Ces causes se recoupent : un souci dentaire crée de la douleur, la douleur coupe l'appétit, le manque d'aliment déclenche la stase. C'est pourquoi on traite d'abord l'urgence (relancer le transit, calmer la douleur), puis la cause de fond.
Ce que vous pouvez faire — et surtout ne PAS faire — en attendant le rendez-vous
Tant que le vétérinaire n'a pas vu l'animal, votre rôle est de gagner du temps sans aggraver la situation.
Ce qui aide :
- Proposer en priorité du foin frais, ses herbes et légumes-feuilles habituels : parfois un lapin qui refuse ses granulés se remet à grignoter une plante appétente.
- Assurer un accès facile à de l'eau propre ; une légère déshydratation aggrave la stase.
- Garder le lapin au calme et au chaud s'il a les extrémités froides, dans un environnement peu stressant.
- Encourager un peu de mouvement doux s'il en est capable : l'activité stimule le transit.
Ce qu'il ne faut surtout pas faire :
- Ne le faites pas jeûner « pour reposer son estomac ». C'est vrai pour d'autres espèces, jamais pour le lapin : le jeûne est précisément ce qui déclenche la stase.
- Ne donnez aucun médicament humain ni antidouleur de votre armoire à pharmacie : beaucoup sont toxiques pour le lapin.

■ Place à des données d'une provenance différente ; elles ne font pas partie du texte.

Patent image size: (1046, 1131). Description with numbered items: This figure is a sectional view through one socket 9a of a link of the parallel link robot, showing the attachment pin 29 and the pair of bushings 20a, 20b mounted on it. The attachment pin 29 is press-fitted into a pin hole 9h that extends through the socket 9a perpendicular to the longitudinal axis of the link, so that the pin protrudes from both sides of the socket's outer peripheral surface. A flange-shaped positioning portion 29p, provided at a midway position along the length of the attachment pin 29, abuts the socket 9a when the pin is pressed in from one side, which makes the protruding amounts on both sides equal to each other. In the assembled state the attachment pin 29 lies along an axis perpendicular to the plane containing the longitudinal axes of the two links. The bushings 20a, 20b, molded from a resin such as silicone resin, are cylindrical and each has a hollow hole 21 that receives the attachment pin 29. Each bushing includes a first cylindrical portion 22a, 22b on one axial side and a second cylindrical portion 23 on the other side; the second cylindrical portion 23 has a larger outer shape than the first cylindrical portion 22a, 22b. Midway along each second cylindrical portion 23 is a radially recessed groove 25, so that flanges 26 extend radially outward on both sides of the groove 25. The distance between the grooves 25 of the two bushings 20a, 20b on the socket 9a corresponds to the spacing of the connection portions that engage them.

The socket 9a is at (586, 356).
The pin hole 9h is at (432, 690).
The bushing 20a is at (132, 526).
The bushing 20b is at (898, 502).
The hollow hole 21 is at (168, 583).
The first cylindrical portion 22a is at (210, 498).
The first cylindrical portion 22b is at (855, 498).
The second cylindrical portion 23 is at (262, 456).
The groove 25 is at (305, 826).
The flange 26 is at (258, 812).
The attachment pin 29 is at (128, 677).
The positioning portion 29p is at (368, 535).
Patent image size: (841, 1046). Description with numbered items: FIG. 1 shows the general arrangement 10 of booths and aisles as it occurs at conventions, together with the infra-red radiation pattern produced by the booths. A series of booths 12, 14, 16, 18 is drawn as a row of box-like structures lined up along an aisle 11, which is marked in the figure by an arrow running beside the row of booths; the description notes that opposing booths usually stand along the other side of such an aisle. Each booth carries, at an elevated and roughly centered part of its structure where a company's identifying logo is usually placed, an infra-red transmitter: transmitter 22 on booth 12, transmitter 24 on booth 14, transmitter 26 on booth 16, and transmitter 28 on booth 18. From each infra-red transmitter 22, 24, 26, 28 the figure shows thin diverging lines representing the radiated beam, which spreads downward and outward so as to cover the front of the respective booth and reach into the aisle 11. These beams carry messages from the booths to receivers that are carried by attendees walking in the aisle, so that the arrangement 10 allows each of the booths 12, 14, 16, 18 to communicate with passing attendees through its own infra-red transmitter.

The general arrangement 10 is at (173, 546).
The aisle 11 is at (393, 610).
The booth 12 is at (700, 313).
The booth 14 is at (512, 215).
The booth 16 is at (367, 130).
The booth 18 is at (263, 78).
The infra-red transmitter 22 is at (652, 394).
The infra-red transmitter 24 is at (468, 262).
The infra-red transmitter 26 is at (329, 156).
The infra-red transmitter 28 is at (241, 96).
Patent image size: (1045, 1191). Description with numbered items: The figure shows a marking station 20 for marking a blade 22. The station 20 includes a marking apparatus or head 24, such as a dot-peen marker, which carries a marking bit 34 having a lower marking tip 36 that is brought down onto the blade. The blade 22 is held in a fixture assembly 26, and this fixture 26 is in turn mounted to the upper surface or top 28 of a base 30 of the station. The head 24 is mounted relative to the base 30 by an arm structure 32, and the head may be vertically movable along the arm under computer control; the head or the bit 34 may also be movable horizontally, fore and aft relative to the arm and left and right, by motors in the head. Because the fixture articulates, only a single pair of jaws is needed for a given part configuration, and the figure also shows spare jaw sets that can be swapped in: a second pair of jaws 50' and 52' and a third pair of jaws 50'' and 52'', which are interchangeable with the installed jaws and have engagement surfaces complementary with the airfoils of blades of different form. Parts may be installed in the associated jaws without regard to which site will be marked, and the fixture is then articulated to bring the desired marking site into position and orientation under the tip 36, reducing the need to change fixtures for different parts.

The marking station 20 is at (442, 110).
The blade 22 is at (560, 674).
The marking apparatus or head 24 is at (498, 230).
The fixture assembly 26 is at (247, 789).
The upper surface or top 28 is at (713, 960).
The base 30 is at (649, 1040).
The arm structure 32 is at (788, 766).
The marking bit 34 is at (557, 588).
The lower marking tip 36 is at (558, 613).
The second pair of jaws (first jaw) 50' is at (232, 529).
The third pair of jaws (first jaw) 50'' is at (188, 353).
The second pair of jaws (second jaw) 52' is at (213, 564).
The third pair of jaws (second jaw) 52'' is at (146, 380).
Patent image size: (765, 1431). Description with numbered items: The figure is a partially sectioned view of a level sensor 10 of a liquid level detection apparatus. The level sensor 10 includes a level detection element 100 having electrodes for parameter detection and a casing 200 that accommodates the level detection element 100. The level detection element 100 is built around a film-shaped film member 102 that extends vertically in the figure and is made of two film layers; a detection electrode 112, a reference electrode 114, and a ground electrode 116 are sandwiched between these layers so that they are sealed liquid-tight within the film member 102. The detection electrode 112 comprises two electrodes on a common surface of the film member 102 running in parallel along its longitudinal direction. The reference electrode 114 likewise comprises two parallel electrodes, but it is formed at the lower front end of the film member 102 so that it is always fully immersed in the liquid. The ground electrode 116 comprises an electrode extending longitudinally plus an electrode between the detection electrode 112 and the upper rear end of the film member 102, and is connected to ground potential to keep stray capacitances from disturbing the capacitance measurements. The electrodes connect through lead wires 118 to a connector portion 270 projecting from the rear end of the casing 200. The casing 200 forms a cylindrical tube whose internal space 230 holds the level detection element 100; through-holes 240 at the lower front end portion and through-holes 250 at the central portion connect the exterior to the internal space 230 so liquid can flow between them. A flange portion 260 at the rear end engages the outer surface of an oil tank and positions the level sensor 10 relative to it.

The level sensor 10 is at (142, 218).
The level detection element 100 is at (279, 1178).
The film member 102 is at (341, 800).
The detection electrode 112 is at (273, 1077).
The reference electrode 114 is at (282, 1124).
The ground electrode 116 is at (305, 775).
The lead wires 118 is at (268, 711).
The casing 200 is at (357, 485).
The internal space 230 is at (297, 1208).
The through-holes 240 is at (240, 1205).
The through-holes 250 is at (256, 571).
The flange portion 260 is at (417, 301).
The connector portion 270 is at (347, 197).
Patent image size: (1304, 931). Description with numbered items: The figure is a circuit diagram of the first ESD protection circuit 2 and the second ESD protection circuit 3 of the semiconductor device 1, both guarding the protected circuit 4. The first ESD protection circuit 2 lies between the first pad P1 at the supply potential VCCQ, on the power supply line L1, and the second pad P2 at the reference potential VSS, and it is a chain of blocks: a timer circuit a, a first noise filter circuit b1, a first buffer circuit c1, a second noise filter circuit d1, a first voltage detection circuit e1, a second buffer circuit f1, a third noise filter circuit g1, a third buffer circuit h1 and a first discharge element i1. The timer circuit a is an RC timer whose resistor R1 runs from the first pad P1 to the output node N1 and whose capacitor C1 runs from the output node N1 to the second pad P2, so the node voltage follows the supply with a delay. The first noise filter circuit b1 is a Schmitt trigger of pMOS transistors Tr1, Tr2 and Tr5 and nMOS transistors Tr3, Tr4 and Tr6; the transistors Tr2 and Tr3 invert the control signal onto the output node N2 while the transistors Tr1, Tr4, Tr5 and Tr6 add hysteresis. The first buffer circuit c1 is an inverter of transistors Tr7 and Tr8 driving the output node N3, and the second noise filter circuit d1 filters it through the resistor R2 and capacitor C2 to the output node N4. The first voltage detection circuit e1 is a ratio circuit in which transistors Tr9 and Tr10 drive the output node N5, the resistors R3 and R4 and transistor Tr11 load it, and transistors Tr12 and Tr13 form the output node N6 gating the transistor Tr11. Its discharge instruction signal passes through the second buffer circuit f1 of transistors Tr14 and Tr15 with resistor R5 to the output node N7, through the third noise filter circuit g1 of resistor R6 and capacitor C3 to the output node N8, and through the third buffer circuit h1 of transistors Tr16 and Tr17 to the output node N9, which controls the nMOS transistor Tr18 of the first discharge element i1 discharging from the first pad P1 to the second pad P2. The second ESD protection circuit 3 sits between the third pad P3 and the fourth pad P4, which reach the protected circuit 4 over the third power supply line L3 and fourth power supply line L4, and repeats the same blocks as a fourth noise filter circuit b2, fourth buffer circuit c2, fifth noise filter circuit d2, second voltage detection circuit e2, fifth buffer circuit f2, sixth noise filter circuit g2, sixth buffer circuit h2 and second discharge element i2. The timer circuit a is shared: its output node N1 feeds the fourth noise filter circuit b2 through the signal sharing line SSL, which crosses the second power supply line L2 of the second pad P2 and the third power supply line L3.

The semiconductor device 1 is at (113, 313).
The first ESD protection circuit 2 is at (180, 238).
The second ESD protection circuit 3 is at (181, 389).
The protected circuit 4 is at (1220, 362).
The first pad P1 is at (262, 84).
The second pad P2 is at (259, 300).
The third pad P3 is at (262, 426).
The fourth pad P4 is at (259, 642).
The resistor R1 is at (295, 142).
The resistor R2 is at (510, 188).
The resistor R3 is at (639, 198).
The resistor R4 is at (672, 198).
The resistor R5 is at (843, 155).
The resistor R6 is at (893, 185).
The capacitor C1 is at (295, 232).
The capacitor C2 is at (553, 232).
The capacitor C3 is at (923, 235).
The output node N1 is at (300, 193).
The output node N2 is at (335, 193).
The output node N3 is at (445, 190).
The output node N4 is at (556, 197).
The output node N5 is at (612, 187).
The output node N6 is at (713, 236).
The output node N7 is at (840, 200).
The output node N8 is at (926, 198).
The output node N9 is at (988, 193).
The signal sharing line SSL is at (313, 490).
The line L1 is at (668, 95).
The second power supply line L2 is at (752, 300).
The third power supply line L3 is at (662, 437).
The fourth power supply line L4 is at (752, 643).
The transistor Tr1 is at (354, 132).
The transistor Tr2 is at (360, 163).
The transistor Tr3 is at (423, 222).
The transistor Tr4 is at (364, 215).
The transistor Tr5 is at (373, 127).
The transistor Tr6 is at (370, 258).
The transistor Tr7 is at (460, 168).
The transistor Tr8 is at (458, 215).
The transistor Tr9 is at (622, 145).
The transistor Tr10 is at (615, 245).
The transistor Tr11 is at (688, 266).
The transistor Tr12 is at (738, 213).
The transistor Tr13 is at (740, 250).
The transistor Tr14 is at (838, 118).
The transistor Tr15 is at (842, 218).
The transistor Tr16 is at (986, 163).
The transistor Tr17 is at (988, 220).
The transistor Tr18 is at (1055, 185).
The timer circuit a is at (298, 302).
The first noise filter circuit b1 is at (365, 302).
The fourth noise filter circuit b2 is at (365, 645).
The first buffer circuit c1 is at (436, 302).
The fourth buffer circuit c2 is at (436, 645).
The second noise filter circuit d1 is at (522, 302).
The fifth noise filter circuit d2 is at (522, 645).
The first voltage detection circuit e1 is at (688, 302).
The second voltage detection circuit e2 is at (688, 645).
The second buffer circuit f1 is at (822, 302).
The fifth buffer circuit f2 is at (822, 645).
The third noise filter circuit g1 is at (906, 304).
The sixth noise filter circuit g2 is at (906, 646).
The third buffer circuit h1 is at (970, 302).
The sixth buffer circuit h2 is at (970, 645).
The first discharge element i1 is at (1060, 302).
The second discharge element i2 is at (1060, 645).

- Ne gavez pas à la seringue au hasard. L'alimentation de convalescence fibreuse à la seringue est utile, mais seulement sur indication vétérinaire, avec la bonne texture et la bonne technique — sinon vous risquez une fausse route.
- N'attendez pas de voir « si ça passe ». Le principal danger, avec le lapin, est de temporiser.
Éviter la rechute : l'alimentation qui protège le transit
Une fois la crise passée, la meilleure assurance contre une nouvelle stase est une ration construite autour de la fibre. Un lapin bien nourri est un lapin dont le transit ne s'arrête pas.
- Le foin à volonté, toujours. Il doit représenter l'essentiel de la ration — de l'ordre de 80 %. C'est lui qui use les dents et fait avancer le transit. Choisissez un foin vert, odorant, non poussiéreux ; un foin et des végétaux frais de qualité valent tous les compléments.
- Des légumes-feuilles frais en quantité raisonnable et variés, introduits progressivement.
- Les granulés en petite quantité seulement, comme un simple complément et non comme base du repas.
- Les friandises sucrées du commerce réduites au minimum : elles déséquilibrent la flore et n'apportent pas de fibre utile.
- De l'eau propre en permanence, renouvelée chaque jour.
Enfin, un contrôle dentaire régulier chez un vétérinaire habitué aux lapins prévient la cause la plus fréquente et la plus silencieuse d'arrêt d'alimentation. Pour aller plus loin sur la santé et le quotidien de ces animaux, explorez nos guides dédiés aux lapins et aux NAC.
La règle à retenir tient en une phrase : chez le lapin, l'appétit est un signe vital. Le jour où il s'arrête de manger, c'est votre vétérinaire — pas Internet — qui doit prendre le relais, et vite.